Thursday, April 9, 2009

The Christian Thing To Do

EDITORIAL THURSDAY 09.04.09.
The decision by an unnamed bureaucrat to remove the cross and the bible and all religious paraphernalia from the chapel at the Royal North Shore hospital has been described as political correctness gone mad. In fact, it’s worse than that. It is offensive and insulting and bigoted and only adds to the vilification of religious minorities who inevitably suffer the backlash from such ill considered decisions. Nobody gains anything from the intellectually bankrupt and morally perverse depiction of any religious faith as offensive.

Such a decision is insulting to everyone. It is insulting to Christians who are told that they cannot be permitted to display the symbols of their faith for fear of offending somebody else, while efforts to accommodate other faiths mean that all of us witness daily the symbols of minority faiths in public places. Somehow the majority faith has been turned into something that has to be hidden away, while at the same time members of that faith are instructed to be tolerant of all others. It is hypocrisy, and it is insulting.

It is also insulting to the Muslims, the Jews, the Buddhists, the Hindus, the Hare Krishnas, The Shaolins, and even the atheists who are not in the least bit offended that Christians might wish to display Christian symbols. Worse than being insulting, the claim that Christian symbols must be hidden away because it offends non-Christians only serves to incite resentment against people who were not offended in the first place. The innocent get the blame for idiotic decisions made by people who possibly don’t even have a firm grasp on religious concepts anyway. Certainly it’s clear they don’t have a grasp on basic common sense.

The truly ridiculous thing is that many people of other faiths cannot understand why supposed Christians are not more active in displaying the signs of their faith. They cannot understand why Christians act is if they are embarrassed about who they are or what they believe in.
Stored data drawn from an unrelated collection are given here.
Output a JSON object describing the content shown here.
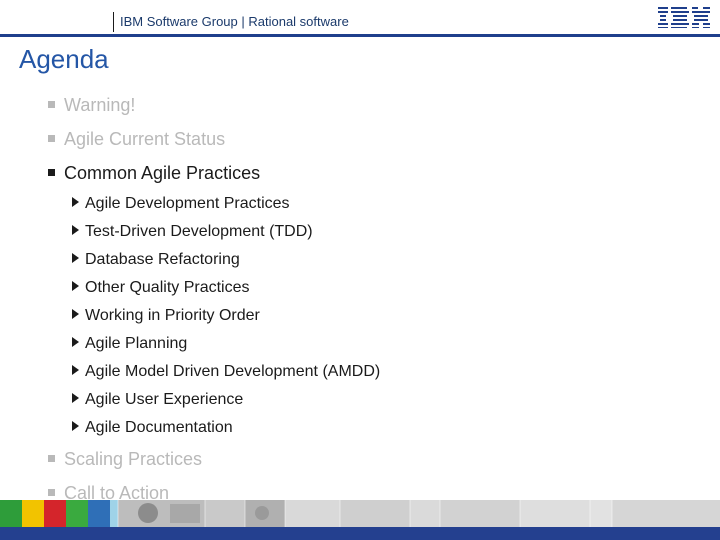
{
  "header": {
    "title": "IBM Software Group | Rational software",
    "logo_text": "IBM",
    "accent_color": "#1f3f8c"
  },
  "slide": {
    "title": "Agenda"
  },
  "agenda": {
    "items": [
      {
        "label": "Warning!",
        "state": "inactive"
      },
      {
        "label": "Agile Current Status",
        "state": "inactive"
      },
      {
        "label": "Common Agile Practices",
        "state": "active",
        "subitems": [
          "Agile Development Practices",
          "Test-Driven Development (TDD)",
          "Database Refactoring",
          "Other Quality Practices",
          "Working in Priority Order",
          "Agile Planning",
          "Agile Model Driven Development (AMDD)",
          "Agile User Experience",
          "Agile Documentation"
        ]
      },
      {
        "label": "Scaling Practices",
        "state": "inactive"
      },
      {
        "label": "Call to Action",
        "state": "inactive"
      }
    ]
  },
  "colors": {
    "active_text": "#1b1b1b",
    "inactive_text": "#b9b9b9",
    "title": "#2456a6",
    "footer_band": "#24408f"
  }
}
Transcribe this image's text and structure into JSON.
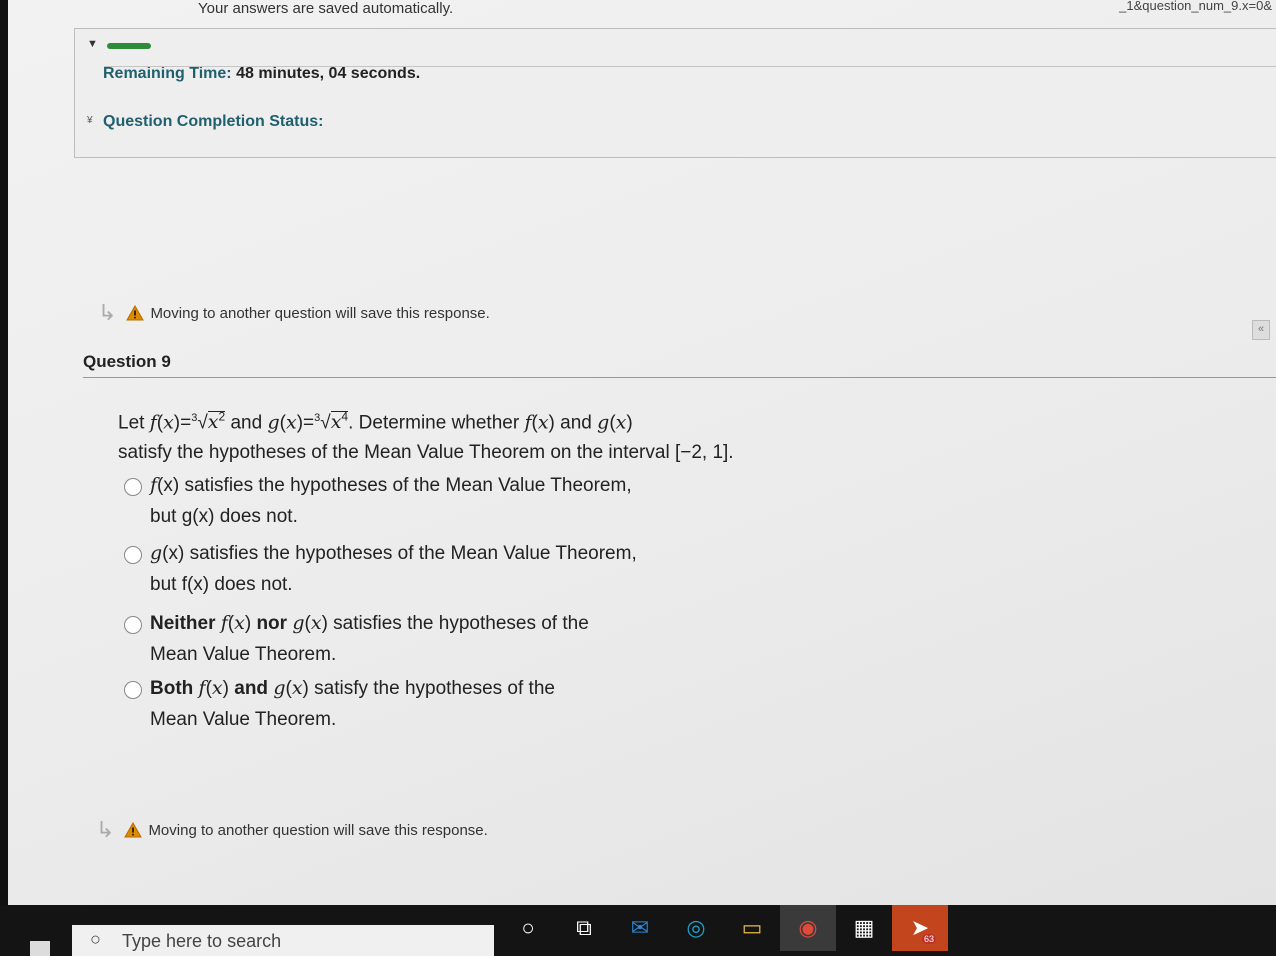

Many of them even realize, quite rightly, that if the right to be openly Christian is gradually undermined then it is only a matter of time before the right to be openly displaying any other faith will also come under attack.

The Chapel in question at the Royal North Shore Hospital is used as a multi-denominational place of reflection and worship. There is nothing wrong with that. There is nothing wrong with displaying the symbols of a number of different faiths, but to display none seems to rob it of any kind of significance or sense of purpose. It is a fact of life that our community is shared by people from a variety of faiths, and a public amenity such as a Chapel at a hospital will be too.

That means all who share that space must accept and tolerate each others’ differences, which ultimately mean very little in the light that most of them are there for very similar reasons in the first place. Muslim or Christian, Hindu or Jew, they are all there because somebody they care for is sick or dying and they are seeking a place of spiritual comfort. That is something we all share, and that is why a place such as this should not be made sterile and meaningless. It should instead be filled with care and compassion and love for each other. Oddly enough, that would be the Christian thing to do.